Every dwelling has a set of branch circuits the NEC simply requires, plus general-purpose circuits sized from floor area. This calculator returns both: the mandatory small-appliance, laundry, bathroom, and garage circuits, and the minimum number of general circuits needed to carry the lighting and receptacle load.
How it works
The general lighting and receptacle load comes from floor area at 3 VA per square foot. Dividing by one circuit’s capacity and rounding up gives the general-circuit count:
general load = 3 VA/sq ft × floor area
per-circuit (120 V) = 120 × circuit amps (1800 VA at 15 A, 2400 VA at 20 A)
general circuits = ceil( general load / per-circuit )
On top of that, the NEC mandates dedicated circuits that may not serve other areas: two 20 A small-appliance circuits (210.11(C)(1)), one 20 A laundry circuit (210.11(C)(2)), one 20 A bathroom circuit (210.11(C)(3)), and one 20 A garage circuit (210.11(C)(4) in the 2020 and later NEC).
Worked example
A 2,000 sq ft single-family home:
- General lighting and receptacle load: 3 × 2,000 = 6,000 VA
- Using 15 A circuits (1,800 VA each): 6,000 ÷ 1,800 = 3.33 → 4 circuits (rounded up)
- Using 20 A circuits (2,400 VA each): 6,000 ÷ 2,400 = 2.5 → 3 circuits (rounded up)

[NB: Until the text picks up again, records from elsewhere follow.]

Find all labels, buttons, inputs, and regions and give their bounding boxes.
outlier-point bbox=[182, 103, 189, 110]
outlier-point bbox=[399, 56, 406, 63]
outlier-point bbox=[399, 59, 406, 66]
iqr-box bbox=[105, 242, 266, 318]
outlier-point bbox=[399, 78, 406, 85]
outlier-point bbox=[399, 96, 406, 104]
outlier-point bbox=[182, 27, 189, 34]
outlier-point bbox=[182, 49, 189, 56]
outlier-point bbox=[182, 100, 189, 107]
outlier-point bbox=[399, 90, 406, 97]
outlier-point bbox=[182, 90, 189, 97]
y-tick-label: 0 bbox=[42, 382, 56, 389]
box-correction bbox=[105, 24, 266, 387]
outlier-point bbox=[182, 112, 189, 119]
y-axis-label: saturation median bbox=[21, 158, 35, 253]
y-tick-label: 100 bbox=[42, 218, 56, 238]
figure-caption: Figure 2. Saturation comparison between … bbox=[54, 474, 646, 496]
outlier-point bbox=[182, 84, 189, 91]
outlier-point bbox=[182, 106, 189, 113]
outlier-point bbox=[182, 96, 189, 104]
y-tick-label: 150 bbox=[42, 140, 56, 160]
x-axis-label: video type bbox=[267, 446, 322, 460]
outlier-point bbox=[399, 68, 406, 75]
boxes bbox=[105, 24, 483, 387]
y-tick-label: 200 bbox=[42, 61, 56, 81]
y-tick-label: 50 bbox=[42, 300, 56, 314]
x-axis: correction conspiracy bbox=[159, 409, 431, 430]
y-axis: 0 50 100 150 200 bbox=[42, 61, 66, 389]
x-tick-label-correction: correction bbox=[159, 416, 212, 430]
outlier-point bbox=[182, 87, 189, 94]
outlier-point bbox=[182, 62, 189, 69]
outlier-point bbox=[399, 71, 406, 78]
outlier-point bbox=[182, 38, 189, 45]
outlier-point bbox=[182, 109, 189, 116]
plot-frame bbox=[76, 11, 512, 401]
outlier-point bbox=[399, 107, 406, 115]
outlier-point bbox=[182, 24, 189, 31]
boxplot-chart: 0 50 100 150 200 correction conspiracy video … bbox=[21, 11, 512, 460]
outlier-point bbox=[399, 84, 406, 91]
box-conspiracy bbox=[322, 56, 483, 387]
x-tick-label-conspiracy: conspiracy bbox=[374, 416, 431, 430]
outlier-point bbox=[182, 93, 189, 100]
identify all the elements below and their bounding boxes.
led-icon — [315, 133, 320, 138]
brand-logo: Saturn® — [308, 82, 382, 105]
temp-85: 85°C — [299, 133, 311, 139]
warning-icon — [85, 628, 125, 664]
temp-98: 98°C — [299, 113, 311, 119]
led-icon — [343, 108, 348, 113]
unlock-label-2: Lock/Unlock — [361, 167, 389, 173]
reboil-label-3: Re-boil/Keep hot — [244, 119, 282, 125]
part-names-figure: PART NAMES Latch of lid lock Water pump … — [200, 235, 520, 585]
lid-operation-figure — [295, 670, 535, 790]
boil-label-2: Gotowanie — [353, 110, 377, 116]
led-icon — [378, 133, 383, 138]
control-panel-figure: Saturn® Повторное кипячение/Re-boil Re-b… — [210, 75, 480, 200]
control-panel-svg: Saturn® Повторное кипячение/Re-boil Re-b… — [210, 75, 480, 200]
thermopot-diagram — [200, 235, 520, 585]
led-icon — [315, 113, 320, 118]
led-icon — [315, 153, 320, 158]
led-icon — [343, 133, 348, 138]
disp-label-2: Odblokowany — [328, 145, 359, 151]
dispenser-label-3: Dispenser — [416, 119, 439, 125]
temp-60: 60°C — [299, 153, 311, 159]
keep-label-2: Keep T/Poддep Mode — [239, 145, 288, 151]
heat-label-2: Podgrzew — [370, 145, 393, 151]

Plus the mandatory dedicated circuits:
| Circuit | Amperage | Code reference | Notes |
|---|---|---|---|
| Small-appliance (1) | 20 A | NEC 210.11(C)(1) | Kitchen / dining / pantry only |
| Small-appliance (2) | 20 A | NEC 210.11(C)(1) | Same rooms — two required |
| Laundry | 20 A | NEC 210.11(C)(2) | Laundry receptacles only |
| Bathroom | 20 A | NEC 210.11(C)(3) | All bathrooms share one circuit |
| Garage | 20 A | NEC 210.11(C)(4) | 2020+ NEC; garage receptacles |
With 15 A general circuits: 4 + 5 mandatory = 9 minimum branch circuits. With 20 A general circuits: 3 + 5 = 8 minimum.
Why the code requires these specific circuits
Small-appliance circuits: Kitchen countertop loads are heavy and intermittent — toasters, microwaves, coffee makers, and air fryers can all run simultaneously. Requiring two dedicated 20 A circuits prevents a shared circuit from tripping every morning.
Laundry circuit: Washers draw significant startup current and should not share a circuit with other loads. The NEC allows the laundry circuit to also serve a gas dryer receptacle, but not other areas of the home.
Bathroom circuit: GFCI-protected bathroom receptacles are kept on their own circuit to prevent a load like a hair dryer from tripping an outlet in another room.
Garage circuit (2020 NEC): EV charger demand, power tools, refrigerators, and shop equipment make garages high-load areas. The 2020 and 2023 editions require at least one dedicated garage circuit. Earlier NEC cycles did not.
What these minimums do not include
The mandatory circuit count here covers the code floor for habitable and semi-habitable spaces. Dedicated appliance circuits — dishwasher (20 A), garbage disposal (20 A), built-in microwave (20 A), refrigerator (20 A), and electric range (50 A) — are required by the equipment but counted separately and are not in this output. An actual panel schedule will have significantly more circuits than the code minimum.